Cuando Miguel Cavada murió algo nos pasó. Nos había pasado con vecinos asesinados en la locura de matarnos entre hermanos en los barrios. Nos había pasado con la muerte, cuando tocaba a nuestra puerta en forma de enfermedad. Pero nos pasó distinto, porque un puente se comenzó a crear entre ellos, los muertos, y nosotros, los todavía vivos. 

 

Por eso pienso en lo que me enseño mamá en mi infancia (y que ahora ni ella misma cree), y pienso que siendo mentira, tiene algo de verdad: debemos poder enflorar a cada uno de nuestros muertos, reconocer que son nuestra raíz, nuestra fuerza de linaje. De ellos venimos, somos sus hijos, sus nietos, su herencia. La fuerza de nuestras raíces está en esos cuerpos que descansan panza arriba en cualquier cementerio del mundo. Ellos nutren nuestra tierra. Y nosotros, cuando enfloramos y los recordamos, celebramos tener este hermoso humus, agradecemos la calidad de hermanos y hermanas que Dios nos ha regalado, porque gracias a ellxs podemos tener vida en abundancia. 

 

Por todo esto, doy gracias por Miguel Cavada, y en su nombre a todos los que descansan en la tierra. Sin ellos y ellas no podríamos sonreír, no podríamos caminar, no podríamos creer, y sobre todo, no podríamos luchar por un mundo nuevo.

 

Pero también resulta cierto aquello que repetía mi madre: hay que enflorarnos en vida, celebrar nuestra existencia, festejar cada cumpleaños con la certeza de que la fiesta presente es nuestra venganza frente a los que nos quieren tristes. Hay que pelar los dientes en comunidad, tirar un poco de agua al cielo para mojarnos juntos y preparar unas cuentas tortillas para alegrar las tripas. 

 

Y en esta memoria de los vivos, me permito agradecer por otro hombre, por un viejito de ‘pasos cortos y camino largo’, que las comunidades eclesiales de base conocen y aman. José Marins, con el que tuve el regalo de trabajar en Paraguay hace unos días. Más de 80 años, testigo del Concilio y Medellín, memoria viva y comprometida con la Iglesia de los pobres.  No ha parado de  recorrer comundiades de todo el mundo contando la buena nueva del concilio hecha carne en Medellin: El Dios de Jesus nos exige hacer comunidad de hermanos para cambiar el mundo desde abajo. 

 

Una flor para José, mientras el dibuja en algún palelografo, los garabatos necesarios para explicar, con absoluta pasión, que debemos volver al primer nivel de Iglesia que son las comunidades, que debemos des-ropar a la iglesia de todo adorno imperial, que debemos encontrarnos con la fuerza del primer movimiento de Jesús. Y entre dibujos y sonrisas, una flor para José, que lleva 50 años visitando comunidades y afirmando que solos no podemos, que nos salvamos únicamente en comunidad. 

 

Una flor que nos encuentre, a vivos y a muertos.
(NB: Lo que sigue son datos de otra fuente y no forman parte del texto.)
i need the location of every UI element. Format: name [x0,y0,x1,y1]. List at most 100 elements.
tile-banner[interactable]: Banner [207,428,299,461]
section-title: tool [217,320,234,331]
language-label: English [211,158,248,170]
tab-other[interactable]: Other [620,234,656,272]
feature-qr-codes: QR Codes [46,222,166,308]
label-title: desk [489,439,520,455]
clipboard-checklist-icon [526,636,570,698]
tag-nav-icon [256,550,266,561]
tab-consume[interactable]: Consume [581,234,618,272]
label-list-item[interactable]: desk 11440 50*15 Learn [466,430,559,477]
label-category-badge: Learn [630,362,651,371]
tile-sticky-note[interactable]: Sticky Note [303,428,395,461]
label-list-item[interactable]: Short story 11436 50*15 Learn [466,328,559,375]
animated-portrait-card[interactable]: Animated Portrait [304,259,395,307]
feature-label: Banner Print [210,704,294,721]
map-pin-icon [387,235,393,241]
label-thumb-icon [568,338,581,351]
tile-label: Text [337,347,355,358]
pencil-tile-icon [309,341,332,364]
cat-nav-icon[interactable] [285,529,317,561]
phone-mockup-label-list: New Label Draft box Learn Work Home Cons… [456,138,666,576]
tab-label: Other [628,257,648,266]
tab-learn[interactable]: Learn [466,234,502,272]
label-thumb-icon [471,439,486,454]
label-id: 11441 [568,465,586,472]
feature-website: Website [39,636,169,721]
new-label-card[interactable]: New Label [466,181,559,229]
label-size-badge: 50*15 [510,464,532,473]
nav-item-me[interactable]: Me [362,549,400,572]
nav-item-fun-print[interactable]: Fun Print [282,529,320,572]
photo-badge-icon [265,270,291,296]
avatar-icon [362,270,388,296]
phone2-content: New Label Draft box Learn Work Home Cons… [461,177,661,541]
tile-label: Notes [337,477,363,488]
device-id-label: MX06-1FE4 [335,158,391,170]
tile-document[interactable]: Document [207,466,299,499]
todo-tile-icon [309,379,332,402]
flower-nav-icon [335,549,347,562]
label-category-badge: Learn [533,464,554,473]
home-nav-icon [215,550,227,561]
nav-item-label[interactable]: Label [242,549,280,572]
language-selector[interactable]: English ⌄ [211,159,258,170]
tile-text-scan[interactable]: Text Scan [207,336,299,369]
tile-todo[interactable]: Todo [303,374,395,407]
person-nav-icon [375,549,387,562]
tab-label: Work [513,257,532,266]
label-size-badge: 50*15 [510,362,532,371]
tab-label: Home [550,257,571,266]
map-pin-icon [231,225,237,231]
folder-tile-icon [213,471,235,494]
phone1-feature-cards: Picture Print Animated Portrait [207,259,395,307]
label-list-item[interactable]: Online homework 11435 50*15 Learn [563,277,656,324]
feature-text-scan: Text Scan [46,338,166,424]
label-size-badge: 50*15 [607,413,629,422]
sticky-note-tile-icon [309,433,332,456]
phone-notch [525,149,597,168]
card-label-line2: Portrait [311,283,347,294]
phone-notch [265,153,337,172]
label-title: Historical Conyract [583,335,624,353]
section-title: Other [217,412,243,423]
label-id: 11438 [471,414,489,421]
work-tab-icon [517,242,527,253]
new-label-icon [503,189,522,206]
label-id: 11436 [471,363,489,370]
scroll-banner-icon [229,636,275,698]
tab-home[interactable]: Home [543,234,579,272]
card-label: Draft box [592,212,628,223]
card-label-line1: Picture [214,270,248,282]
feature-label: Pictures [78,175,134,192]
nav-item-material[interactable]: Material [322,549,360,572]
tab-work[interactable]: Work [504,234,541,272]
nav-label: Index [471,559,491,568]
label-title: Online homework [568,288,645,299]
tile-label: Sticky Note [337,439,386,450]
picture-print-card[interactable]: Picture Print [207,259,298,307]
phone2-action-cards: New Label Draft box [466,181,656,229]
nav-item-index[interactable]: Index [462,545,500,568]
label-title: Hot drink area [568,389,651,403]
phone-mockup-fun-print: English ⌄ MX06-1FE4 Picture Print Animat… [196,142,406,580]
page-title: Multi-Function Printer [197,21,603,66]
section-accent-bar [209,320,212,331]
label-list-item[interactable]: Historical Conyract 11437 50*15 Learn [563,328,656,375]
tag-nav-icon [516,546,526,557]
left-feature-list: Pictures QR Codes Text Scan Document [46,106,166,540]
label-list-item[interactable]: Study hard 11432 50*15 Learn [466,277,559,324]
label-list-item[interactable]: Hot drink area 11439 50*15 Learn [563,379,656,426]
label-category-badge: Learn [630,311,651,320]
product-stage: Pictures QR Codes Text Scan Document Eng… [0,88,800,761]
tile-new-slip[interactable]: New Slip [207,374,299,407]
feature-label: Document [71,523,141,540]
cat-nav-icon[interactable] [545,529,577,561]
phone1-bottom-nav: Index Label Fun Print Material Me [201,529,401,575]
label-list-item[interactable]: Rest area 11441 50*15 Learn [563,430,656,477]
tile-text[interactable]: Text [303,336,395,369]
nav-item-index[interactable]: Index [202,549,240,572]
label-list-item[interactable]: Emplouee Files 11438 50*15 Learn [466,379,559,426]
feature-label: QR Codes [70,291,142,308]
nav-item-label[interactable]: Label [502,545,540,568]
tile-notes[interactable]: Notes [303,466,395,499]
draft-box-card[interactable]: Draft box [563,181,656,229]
Una flor para agradecer la herencia de los que lucharan con su fe y este presente que nos exige más compromiso. Una flor porque es regalo del buen Dios, igual que estas vidas. 

 

PD: Un puente de flores, como en COCO

 

Somos lo que logramos interpretar y contar. Por eso a veces las imágenes dicen mucho más que las letras. Mi hermana Brenda hizo que me dé cuenta que La película COCO, que intenta mostrarnos la fe de los mesoamericanos por los ancestros, tiene esta idea de las flores para vivos y muertos. Los pétalos de flor son, en esa película, los que forman un puente entre el mundo de los muertos y los vivos. 

 

Las flores son el puente. Que así siga siendo, en cada cementerio del mundo, en cada mesa compartida.

 

Francisco Bosch

-en memoria de Miguel Cavada, celebrada en las comunidades-

 

 

Pie de foto: Padre José Marins, en seminario intensivo de jóvenes Cebs cono sur, enero 2019.